A woman of the roads   a travelling woman   and her two children are walking by the edge of the sea, when they see a seal lying on a rock. This particular seal appears to be in pain, moaning; and when the woman approaches it shows no fear, but allows her to remove a thorn from its fin. The seal looks very grateful to have the thorn removed, and departs out to sea.

Some time later, the woman and her two children are in another part of Ireland, and they come to a house. The door is opened to them by a handsome old man, who invites them in. As he makes them welcome, he asks the woman about any interesting experiences she might have had. ‘I don’t get out much,’ he tells her.

At first she says she can’t think of anything. ‘I just have my two children here, and an older daughter who’s working; I don’t know how she’s getting on.’ When the man asks her again, she at length recalls the incident with the seal, and remarks on how thankful the creature appeared to be once the thorn was removed.

‘Your’re right about that,’ observed the old man. ‘I was that seal.’ He tells her he had been put under an enchantment by his stepmother, and would have lived in the form of a seal his whole life unless someone was kind enough to remove the thorn from his fin. The next time he came out of the water, he told her, he had resumed his human form, as a rich man.

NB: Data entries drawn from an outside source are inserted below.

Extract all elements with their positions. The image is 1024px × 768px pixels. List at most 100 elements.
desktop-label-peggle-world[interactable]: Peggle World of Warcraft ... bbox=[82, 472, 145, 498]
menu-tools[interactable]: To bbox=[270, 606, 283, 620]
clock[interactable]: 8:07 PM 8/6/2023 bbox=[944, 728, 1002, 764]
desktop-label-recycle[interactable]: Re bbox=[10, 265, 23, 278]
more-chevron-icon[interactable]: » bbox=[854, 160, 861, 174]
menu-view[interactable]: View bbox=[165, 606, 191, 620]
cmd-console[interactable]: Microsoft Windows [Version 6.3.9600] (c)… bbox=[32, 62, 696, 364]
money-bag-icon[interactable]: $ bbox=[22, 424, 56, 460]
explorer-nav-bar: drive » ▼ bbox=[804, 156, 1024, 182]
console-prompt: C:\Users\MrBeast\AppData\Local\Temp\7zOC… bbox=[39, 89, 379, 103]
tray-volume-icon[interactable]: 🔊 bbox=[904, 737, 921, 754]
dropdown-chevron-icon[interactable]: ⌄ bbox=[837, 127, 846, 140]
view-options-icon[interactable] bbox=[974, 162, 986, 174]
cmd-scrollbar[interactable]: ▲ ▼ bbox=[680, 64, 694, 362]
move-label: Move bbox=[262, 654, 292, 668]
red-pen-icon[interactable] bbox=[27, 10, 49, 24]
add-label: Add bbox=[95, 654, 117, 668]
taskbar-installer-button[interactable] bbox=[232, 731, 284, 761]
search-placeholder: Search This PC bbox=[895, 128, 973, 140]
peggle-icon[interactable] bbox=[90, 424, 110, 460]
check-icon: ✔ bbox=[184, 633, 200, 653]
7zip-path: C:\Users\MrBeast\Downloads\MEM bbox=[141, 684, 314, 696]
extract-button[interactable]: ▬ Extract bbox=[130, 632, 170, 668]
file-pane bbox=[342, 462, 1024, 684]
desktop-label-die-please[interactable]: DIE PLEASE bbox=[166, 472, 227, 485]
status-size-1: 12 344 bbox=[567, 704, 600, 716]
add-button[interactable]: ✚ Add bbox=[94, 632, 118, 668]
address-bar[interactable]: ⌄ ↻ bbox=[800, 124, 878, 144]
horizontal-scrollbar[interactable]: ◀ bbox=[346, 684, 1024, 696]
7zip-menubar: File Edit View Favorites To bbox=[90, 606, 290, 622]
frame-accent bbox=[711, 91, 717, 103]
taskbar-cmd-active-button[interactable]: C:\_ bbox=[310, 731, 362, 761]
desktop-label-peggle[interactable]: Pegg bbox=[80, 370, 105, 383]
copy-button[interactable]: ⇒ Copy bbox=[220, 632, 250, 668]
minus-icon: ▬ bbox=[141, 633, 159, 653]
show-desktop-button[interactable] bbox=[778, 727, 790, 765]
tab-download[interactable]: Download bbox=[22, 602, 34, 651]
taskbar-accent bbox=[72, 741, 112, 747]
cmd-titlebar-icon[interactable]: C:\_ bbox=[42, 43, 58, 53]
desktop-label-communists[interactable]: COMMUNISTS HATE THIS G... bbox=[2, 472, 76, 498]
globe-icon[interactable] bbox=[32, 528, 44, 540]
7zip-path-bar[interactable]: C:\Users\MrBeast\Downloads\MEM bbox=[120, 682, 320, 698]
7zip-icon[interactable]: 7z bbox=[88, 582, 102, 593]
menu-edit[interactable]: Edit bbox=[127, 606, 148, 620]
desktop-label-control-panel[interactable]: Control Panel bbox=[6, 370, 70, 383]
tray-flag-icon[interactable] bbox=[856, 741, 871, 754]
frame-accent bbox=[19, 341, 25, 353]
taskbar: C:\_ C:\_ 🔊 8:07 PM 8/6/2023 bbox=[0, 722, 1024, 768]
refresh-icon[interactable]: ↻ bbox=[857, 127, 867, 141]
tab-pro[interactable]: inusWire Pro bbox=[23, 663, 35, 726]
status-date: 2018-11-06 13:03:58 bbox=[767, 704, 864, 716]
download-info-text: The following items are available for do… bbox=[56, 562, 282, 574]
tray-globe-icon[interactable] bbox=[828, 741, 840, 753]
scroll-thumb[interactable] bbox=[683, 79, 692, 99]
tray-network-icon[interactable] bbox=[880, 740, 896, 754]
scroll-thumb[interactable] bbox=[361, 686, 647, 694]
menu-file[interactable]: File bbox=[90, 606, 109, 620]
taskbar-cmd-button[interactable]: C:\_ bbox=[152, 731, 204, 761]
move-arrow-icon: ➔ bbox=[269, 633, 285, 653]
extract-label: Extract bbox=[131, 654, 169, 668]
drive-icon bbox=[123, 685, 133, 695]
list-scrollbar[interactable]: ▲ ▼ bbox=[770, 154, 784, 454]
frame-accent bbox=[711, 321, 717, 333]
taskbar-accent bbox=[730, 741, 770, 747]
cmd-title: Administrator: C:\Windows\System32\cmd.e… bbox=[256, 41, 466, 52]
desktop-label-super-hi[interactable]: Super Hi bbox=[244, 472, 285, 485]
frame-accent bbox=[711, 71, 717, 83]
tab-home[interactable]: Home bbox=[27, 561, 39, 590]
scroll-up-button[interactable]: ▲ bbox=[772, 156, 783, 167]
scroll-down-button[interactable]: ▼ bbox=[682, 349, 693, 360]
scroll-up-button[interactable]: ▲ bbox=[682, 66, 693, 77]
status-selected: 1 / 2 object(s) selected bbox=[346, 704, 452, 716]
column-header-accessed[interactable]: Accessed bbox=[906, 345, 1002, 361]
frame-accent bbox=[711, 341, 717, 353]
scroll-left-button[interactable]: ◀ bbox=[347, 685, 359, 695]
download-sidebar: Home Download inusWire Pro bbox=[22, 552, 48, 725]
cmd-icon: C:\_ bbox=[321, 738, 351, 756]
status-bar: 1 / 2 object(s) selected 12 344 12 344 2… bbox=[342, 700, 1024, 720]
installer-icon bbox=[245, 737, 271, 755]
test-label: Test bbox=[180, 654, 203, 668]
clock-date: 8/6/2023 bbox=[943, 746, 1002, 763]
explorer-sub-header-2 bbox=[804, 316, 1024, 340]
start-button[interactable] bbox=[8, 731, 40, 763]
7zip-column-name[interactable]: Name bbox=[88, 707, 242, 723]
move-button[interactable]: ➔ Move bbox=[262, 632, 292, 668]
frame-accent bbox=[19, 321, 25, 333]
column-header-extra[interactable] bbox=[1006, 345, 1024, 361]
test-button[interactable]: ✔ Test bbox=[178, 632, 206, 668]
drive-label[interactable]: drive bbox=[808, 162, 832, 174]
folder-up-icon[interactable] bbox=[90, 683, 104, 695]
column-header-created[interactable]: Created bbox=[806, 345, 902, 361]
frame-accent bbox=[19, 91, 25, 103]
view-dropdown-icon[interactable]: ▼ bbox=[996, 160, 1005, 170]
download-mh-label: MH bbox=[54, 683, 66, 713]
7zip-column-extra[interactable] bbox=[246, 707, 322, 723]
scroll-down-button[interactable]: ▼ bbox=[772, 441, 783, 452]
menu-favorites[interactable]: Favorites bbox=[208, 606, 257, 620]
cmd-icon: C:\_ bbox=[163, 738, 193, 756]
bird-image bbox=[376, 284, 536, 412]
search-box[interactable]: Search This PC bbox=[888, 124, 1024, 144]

He told the woman to send for her daughter so that she could marry his son, and that the woman and her other two children were welcome to live with them there.

Notes

Seals were believed to be magical creatures; see Joe’s story about The Seal-Woman. Other stories involving the enchantment of people into different forms include Oisín in Tír na nÓg and The Twelve Swans; in The Witch in the Stone Boat the enchanted character is the witch herself.